ニ、エレナ①


 ベッドの傍らの椅子に腰かけ、目を覚ましたエレナの骨と皮だけの手を握る。

「手が冷たい。暖炉に火を入れようか?」

 尋ねると小さく首を振るような気配を感じたが、エレナはもう自分の体を動かす力がなかった。体を起こすことはおろか、言葉を発することすらできない。さっき見たメイドの遺体とそれほど変わらない顔色で、セオドアをひどく不安にさせる。

 愛しい妹は奇怪な遺伝病に侵されていた。血に刻まれているこの病は二、三代に一人は発症する。発症すれば徐々に衰弱し、やがて死に至る不治の病だ。数年前、エレナに発症の兆候が表れ、今や寝たきりだった。回復は望めない。もう長くないと、セオドアも彼女自身も理解している。

「……どうしたの? 私は大丈夫だよ」

 エレナの冷たい湖水のような青い瞳――セオドアと同色の瞳が、力なくまどろみながらも心配そうに見ている。セオドアは知らず知らず強張っていた頬をゆるませ、安心させようとエレナの手をやさしく撫でさすった。
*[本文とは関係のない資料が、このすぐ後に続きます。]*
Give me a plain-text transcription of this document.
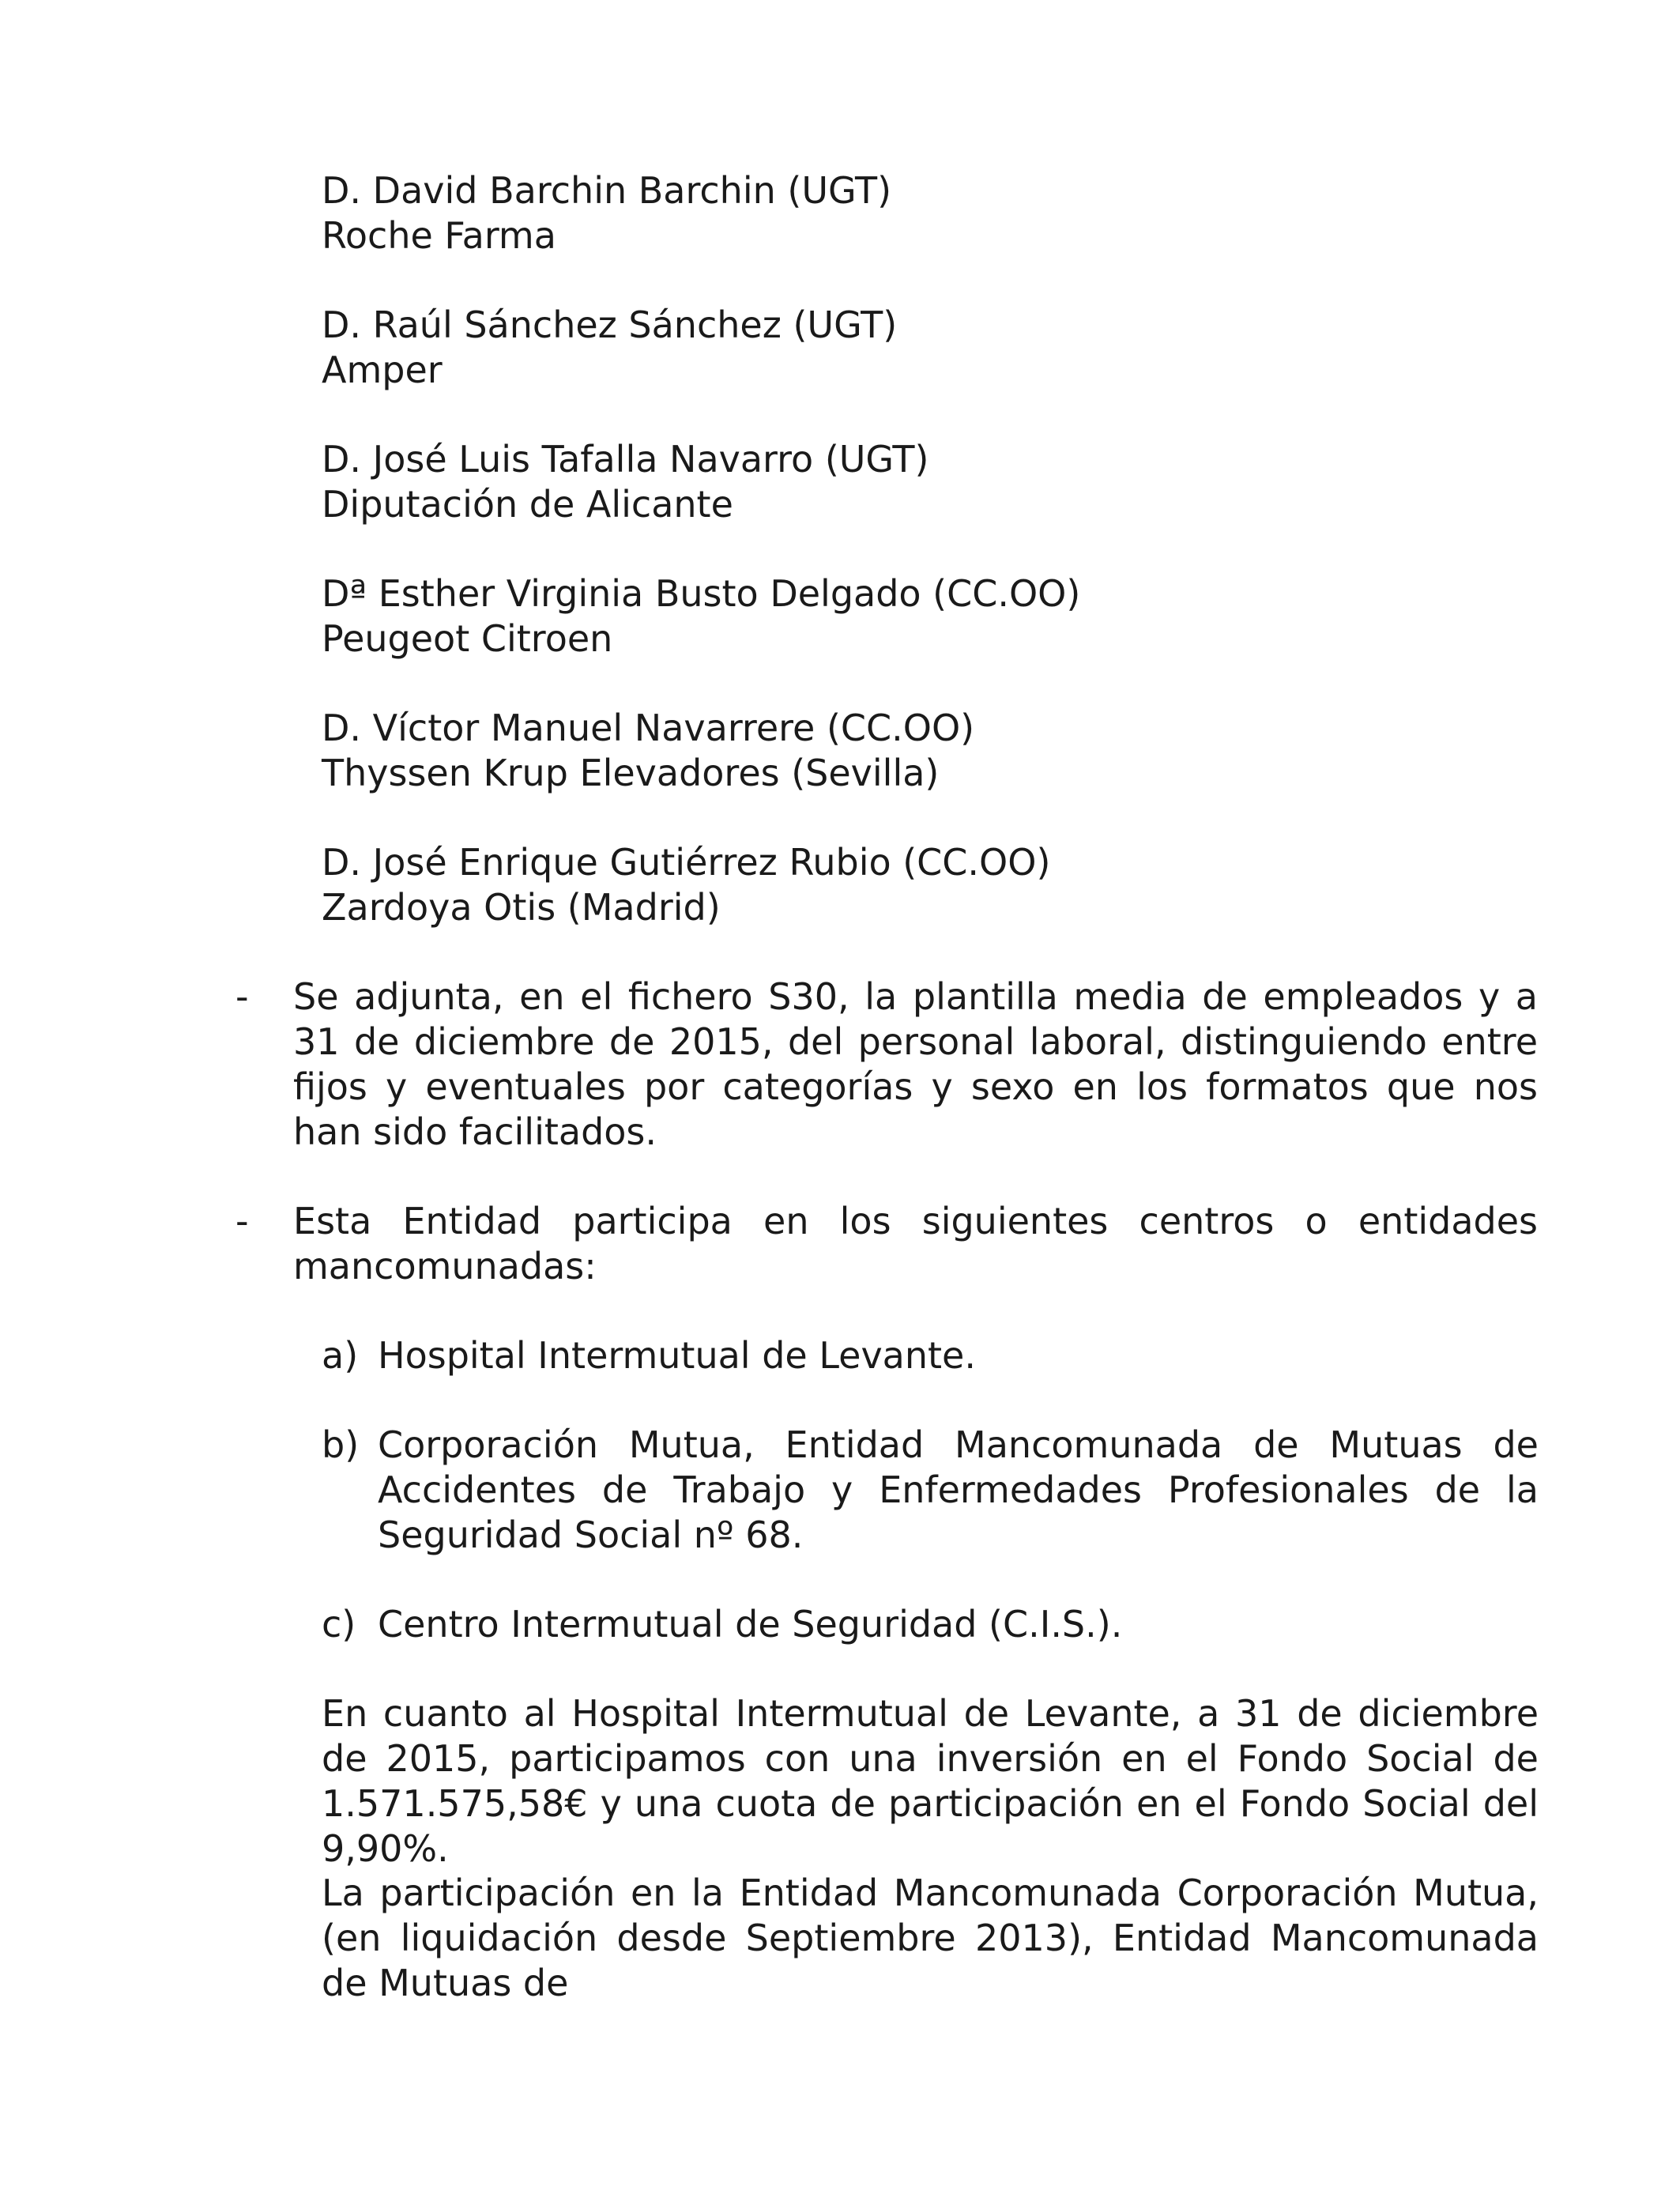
D. David Barchin Barchin (UGT)
Roche Farma
D. Raúl Sánchez Sánchez (UGT)
Amper
D. José Luis Tafalla Navarro (UGT)
Diputación de Alicante
Dª Esther Virginia Busto Delgado (CC.OO)
Peugeot Citroen
D. Víctor Manuel Navarrere (CC.OO)
Thyssen Krup Elevadores (Sevilla)
D. José Enrique Gutiérrez Rubio (CC.OO)
Zardoya Otis (Madrid)
- Se adjunta, en el fichero S30, la plantilla media de empleados y a 31 de diciembre de 2015, del personal laboral, distinguiendo entre fijos y eventuales por categorías y sexo en los formatos que nos han sido facilitados.
- Esta Entidad participa en los siguientes centros o entidades mancomunadas:
a) Hospital Intermutual de Levante.
b) Corporación Mutua, Entidad Mancomunada de Mutuas de Accidentes de Trabajo y Enfermedades Profesionales de la Seguridad Social nº 68.
c) Centro Intermutual de Seguridad (C.I.S.).
En cuanto al Hospital Intermutual de Levante, a 31 de diciembre de 2015, participamos con una inversión en el Fondo Social de 1.571.575,58€ y una cuota de participación en el Fondo Social del 9,90%.
La participación en la Entidad Mancomunada Corporación Mutua, (en liquidación desde Septiembre 2013), Entidad Mancomunada de Mutuas de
 しかしセオドアのエレナを失う不安と恐怖は、言葉にしなくても彼女に伝わっている。

 二人の間には昔から感覚や感情を共有するような不思議な繋がりがあった。生まれ落ちた時にひとつの魂を二人で分かち合ったのだろう。喜びも怒りも悲しみも、すべての心を共有している。

 血のついたシーツは取り替えさせた。純白のシーツにエレナの闇を溶かしたような黒髪が水にたゆたうように広がっている。エレナほど長くないが、セオドアも同色の髪を伸ばしていた。瞳の色も同じで、顔の造りも同じ。幼い頃はもっと似ていた。成長するにしたがって男女の違いが現れたが、物憂げで神秘的な容姿はやはり誰もが似ていると言う。

 それなのに、なぜエレナだけが遺伝病に苦しまなければならないのだ。病も二人で分かち合えばいい。死が半身をもぎ取ろうとしている。エレナがいなくなれば生きていけないのに。

 漏らしそうになった嗚咽をセオドアはどうにか呑みこみ、視線を窓の外へと移した。

 森に冷たい霧が立ちこめ、窓を締めていても室内に滲むように入りこんでくる。霧のせいで空も見えず、鳥の声も響かない。別荘付近はまるで外界から隔離されているかのようだった。霧が晴れれば、瑞々しい木々の色と清らかな空気が安らぎを与えてくれるはずだ。

「ねえ、エレナ。霧が晴れたら湖にボートを浮かべよう。私が漕いで、エレナはお気に入りのあの白いドレスを着て」

 そう言いながら、おそらくその時は来ないだろうと感じていた。